Por Mary Jo Wagner
Publicado originalmente no boletim informativo Offshore
Companhias de petróleo estão utilizando imagens de radar para encontrar jazidas no oceano. As informações obtidas com o satélite, somadas a outros dados, dão mais confiança para a atuação em águas profundas
Exploração de petróleo depende basicamente de confiança. Confiança de que certos blocos de perfuração foram escolhidos corretamente. E confiança de que foram escolhidos corretamente porque durante as investigações todas as evidências apontavam para estruturas com cargas de hidrocarbonetos.
Contudo, certeza em exploração em alto mar, particularmente em águas profundas, é difícil de se obter. A partir do momento em que as empresas começam a operar em profundidades de 2.000m, as convicções dos técnicos em estratégias sólidas e operações efetivas de perfuração começam a desaparecer lentamente. Mas, com a ajuda de dados de satélites, empresas de petróleo conseguiram readquirir o nível de confiança suficiente para jogarem o jogo das águas profundas.
Através da combinação de imagens de radar do satélite canadense Radarsat-1 com outras fontes de dados como gravimetria e batimetria obtidas a partir de satélites, companhias têm conseguido detectar claramente e mapear manchas naturais de óleo na superfície do oceano, e relacioná-las com estruturas subsuperficiais. Trata-se de um método de levantamento em alto mar que vem provando ser bastante efetivo em lugares como Angola, Nigéria, Brasil e Golfo do México.
"Qualquer metodologia ou informação complementar que ajude a minimizar nosso risco de exploração, especialmente em alto mar, é de grande valor", comenta Fernando Pellon de Miranda, geólogo senior do Centro de Excelência em Geoquímica da Petrobrás (CEGEQ). "Amostragem do tipo malha regular é dispendiosa e quase impossível de se trabalhar eficientemente em grandes bacias em alto mar. Tendo conhecimento prévio e indicações claras de exsudações naturais, permite-nos escolher estrategicamente áreas para amostragens de campo".
A era do radar
A indústria de óleo e gás baseou-se durante muito tempo em dados de satélites meteorológicos e ópticos, até que o início dos anos 90 trouxe os dados radar para a indústria e a lançou numa nova era de operação em explorações.

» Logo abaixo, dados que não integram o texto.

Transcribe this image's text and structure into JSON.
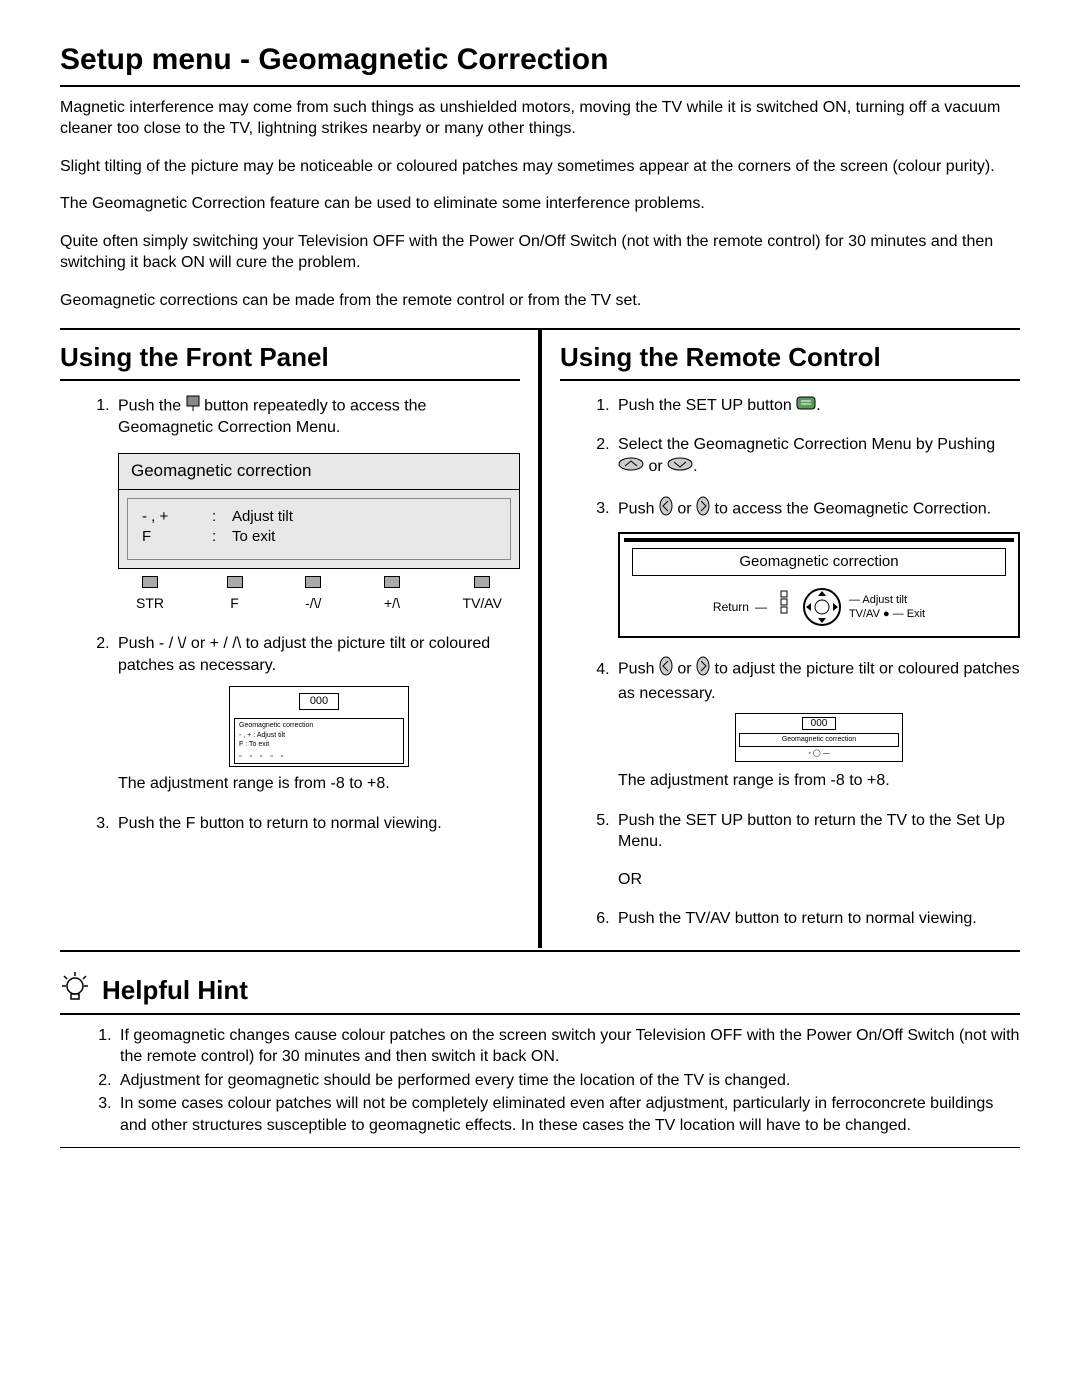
{
  "title": "Setup menu - Geomagnetic Correction",
  "intro": {
    "p1": "Magnetic interference may come from such things as unshielded motors, moving the TV while it is switched ON, turning off a vacuum cleaner too close to the TV, lightning strikes nearby or many other things.",
    "p2": "Slight tilting of the picture may be noticeable or coloured patches may sometimes appear at the corners of the screen (colour purity).",
    "p3": "The Geomagnetic Correction feature can be used to eliminate some interference problems.",
    "p4": "Quite often simply switching your Television OFF with the Power On/Off Switch (not with the remote control) for 30 minutes and then switching it back ON will cure the problem.",
    "p5": "Geomagnetic corrections can be made from the remote control or from the TV set."
  },
  "front": {
    "heading": "Using the Front Panel",
    "s1a": "Push the ",
    "s1b": " button repeatedly to access the Geomagnetic Correction Menu.",
    "screen_title": "Geomagnetic correction",
    "row1_left": "- , +",
    "row1_right": "Adjust tilt",
    "row2_left": "F",
    "row2_right": "To exit",
    "btn_str": "STR",
    "btn_f": "F",
    "btn_minus": "-/\\/",
    "btn_plus": "+/\\",
    "btn_tvav": "TV/AV",
    "s2": "Push - / \\/ or + / /\\ to adjust the picture tilt or coloured patches as necessary.",
    "mini_val": "000",
    "mini_sub_title": "Geomagnetic correction",
    "mini_r1": "- , +     :   Adjust tilt",
    "mini_r2": "F         :   To exit",
    "range": "The adjustment range is from -8 to +8.",
    "s3": "Push the F button to return to normal viewing."
  },
  "remote": {
    "heading": "Using the Remote Control",
    "s1a": "Push the SET UP button ",
    "s1b": ".",
    "s2a": "Select the Geomagnetic Correction Menu by Pushing ",
    "s2b": " or ",
    "s2c": ".",
    "s3a": "Push ",
    "s3b": " or ",
    "s3c": " to access the Geomagnetic Correction.",
    "screen_title": "Geomagnetic correction",
    "label_return": "Return",
    "label_adjust": "Adjust tilt",
    "label_tvav": "TV/AV",
    "label_exit": "Exit",
    "s4a": "Push ",
    "s4b": " or ",
    "s4c": " to adjust the picture tilt or coloured patches as necessary.",
    "mini_val": "000",
    "mini_sub_title": "Geomagnetic correction",
    "range": "The adjustment range is from -8 to +8.",
    "s5": "Push the SET UP button to return the TV to the Set Up Menu.",
    "or": "OR",
    "s6": "Push the TV/AV button to return to normal viewing."
  },
  "hint": {
    "heading": "Helpful Hint",
    "h1": "If geomagnetic changes cause colour patches on the screen switch your Television OFF with the Power On/Off Switch (not with the remote control) for 30 minutes and then switch it back ON.",
    "h2": "Adjustment for geomagnetic should be performed every time the location of the TV is changed.",
    "h3": "In some cases colour patches will not be completely eliminated even after adjustment, particularly in ferroconcrete buildings and other structures susceptible to geomagnetic effects. In these cases the TV location will have to be changed."
  }
}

A eficácia da Banda C do Radar de Abertura Sintética (SAR) como uma ferramenta viável para localizar manchas de óleo na superfície tem sido provada em estudos desde 1992, quando a Agência Espacial Européia lançou o ERS-1 (Satélite de Sensoriamento Remoto Europeu). A funcionalidade dos sensores radar foi ampliada com o lançamento em 1995, pela Agência Espacial Canadense, do RADARSAT-1.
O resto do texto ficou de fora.